Friday, March 11, 2016

Bacterial translocation in surgical patient

Bacterial translocation  in surgical patients


       Recent  years have seen an increasing recognition of the fact that the gastrointestinal tract has  functions other than simply the digestion and excretion of foodstuffs. The  gut is also a metabolic and immunological organ that serves as  a barrier against living organisms and antigens within its lumen. This  role is termed  'gut barrier function.' The fact that luminal contents in the caecum have a bacterial concentration of the  order  of 10 organisms/ml of faeces, whilst portal blood and mesenteric lymph nodes are usually sterile, dramatically illustrates the efficacy of this barrier function.

        
          The idea that the alimentary tract, teeming with its own bacterial flora, could represent a source of sepsis under  certain  conditions has interested  clinicians  for many years. This theory , usually referred to as the 'gut  origin of sepsis' hypothesis, is not new. In the  late 19th century, the idea  evolved that peritonitis could result  from the passage of bacteria from  organs adjacent to the peritoneal cavity.

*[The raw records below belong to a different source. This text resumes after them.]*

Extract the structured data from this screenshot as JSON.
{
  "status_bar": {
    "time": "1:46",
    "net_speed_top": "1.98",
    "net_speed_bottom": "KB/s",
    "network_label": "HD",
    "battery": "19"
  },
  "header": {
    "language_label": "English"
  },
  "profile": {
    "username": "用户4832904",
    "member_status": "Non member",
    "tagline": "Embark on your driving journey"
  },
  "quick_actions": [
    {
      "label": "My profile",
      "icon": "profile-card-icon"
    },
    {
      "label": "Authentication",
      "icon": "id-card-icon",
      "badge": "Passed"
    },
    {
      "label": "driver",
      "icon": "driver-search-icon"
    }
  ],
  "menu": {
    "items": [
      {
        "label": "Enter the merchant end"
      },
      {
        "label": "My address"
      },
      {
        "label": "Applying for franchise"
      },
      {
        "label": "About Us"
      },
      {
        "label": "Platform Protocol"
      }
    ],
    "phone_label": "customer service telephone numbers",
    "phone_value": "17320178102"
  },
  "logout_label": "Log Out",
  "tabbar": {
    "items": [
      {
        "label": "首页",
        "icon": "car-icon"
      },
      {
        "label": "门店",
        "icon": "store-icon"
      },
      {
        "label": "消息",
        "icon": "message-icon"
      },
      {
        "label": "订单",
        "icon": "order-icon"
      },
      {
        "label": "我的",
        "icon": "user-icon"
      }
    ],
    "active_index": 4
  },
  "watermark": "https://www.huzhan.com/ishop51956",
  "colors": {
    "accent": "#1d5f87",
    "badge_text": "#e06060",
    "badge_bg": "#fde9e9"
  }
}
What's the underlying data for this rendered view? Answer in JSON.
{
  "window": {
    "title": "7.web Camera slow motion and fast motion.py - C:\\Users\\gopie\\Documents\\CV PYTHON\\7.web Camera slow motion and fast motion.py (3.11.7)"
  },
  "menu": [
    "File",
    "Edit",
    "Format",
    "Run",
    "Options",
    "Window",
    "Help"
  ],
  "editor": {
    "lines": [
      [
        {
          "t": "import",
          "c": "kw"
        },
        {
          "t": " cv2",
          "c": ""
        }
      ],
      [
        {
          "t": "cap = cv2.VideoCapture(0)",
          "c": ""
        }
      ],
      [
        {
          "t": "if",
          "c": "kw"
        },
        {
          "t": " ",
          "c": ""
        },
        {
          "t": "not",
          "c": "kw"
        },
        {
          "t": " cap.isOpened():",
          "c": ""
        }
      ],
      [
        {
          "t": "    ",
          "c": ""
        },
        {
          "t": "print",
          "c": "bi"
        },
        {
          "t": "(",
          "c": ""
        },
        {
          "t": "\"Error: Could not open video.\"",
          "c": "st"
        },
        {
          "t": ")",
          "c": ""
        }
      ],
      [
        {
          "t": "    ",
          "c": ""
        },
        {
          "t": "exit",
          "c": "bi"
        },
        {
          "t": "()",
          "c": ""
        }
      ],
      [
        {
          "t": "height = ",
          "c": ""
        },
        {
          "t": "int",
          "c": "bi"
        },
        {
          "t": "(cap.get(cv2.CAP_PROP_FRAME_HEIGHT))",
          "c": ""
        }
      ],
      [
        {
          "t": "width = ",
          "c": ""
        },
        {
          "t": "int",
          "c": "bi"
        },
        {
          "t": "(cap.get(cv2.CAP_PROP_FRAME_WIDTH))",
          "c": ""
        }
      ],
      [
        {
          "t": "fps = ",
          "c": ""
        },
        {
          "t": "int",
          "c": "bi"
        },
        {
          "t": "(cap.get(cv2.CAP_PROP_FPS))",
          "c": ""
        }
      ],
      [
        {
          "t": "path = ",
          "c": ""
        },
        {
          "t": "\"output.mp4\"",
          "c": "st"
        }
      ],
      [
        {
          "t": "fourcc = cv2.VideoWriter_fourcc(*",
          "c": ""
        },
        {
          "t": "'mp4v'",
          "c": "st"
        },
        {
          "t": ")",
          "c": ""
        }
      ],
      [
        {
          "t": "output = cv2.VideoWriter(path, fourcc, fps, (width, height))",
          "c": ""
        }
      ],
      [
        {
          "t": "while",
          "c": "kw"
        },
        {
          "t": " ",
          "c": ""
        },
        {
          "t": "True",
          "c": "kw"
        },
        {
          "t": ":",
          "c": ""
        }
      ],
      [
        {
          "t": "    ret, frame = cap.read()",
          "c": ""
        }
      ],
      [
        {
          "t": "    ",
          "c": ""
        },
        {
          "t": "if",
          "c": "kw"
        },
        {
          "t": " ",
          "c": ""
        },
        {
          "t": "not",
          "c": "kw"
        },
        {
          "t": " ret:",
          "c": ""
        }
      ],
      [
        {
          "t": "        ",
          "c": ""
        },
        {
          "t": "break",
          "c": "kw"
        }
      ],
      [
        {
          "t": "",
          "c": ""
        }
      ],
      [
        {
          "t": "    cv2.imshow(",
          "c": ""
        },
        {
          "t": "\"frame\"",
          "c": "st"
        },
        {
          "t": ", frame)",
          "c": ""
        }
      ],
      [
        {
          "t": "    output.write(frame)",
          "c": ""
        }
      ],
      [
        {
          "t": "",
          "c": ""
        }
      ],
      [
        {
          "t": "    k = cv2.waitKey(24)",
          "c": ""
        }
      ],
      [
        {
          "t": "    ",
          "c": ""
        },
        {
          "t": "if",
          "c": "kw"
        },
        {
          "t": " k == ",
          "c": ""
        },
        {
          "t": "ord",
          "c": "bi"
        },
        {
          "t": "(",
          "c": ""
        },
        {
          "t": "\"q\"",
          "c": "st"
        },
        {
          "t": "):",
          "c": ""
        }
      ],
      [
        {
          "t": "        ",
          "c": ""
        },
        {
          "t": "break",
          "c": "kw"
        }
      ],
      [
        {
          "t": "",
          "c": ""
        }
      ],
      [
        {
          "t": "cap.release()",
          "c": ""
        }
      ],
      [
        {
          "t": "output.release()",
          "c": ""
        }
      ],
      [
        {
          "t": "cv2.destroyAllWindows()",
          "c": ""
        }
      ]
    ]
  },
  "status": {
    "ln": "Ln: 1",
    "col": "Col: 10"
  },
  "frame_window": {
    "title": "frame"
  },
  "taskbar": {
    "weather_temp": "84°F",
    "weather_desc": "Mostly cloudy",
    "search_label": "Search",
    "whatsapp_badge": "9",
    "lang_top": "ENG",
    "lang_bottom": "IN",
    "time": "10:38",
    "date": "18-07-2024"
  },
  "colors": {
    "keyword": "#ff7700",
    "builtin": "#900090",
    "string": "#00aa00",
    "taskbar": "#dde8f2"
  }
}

In Germany this was referred  to as durchwanderungs-peritonitis, literally  translated as 'wandering through peritonitis.' In 1891 and 1895, two seperate investigators hypothesised that viable bacteria could pass  through the  intact gut wall in vivo. It was Berg and Garlington in 1979 who defined this phenomenon  as 'bacterial translocation.'

      


       'Translocation ' is used to describe the passage of viable resident bacteria from the gastrointestinal tract  to normally  sterile tissues such as the mesenteric lymph nodes and  other internal  organs. The term also applies to the  passage of inert particles and other macromolecules, such as lipopolysaccharide  endotoxins, across the intestinal  mucosal  barrier.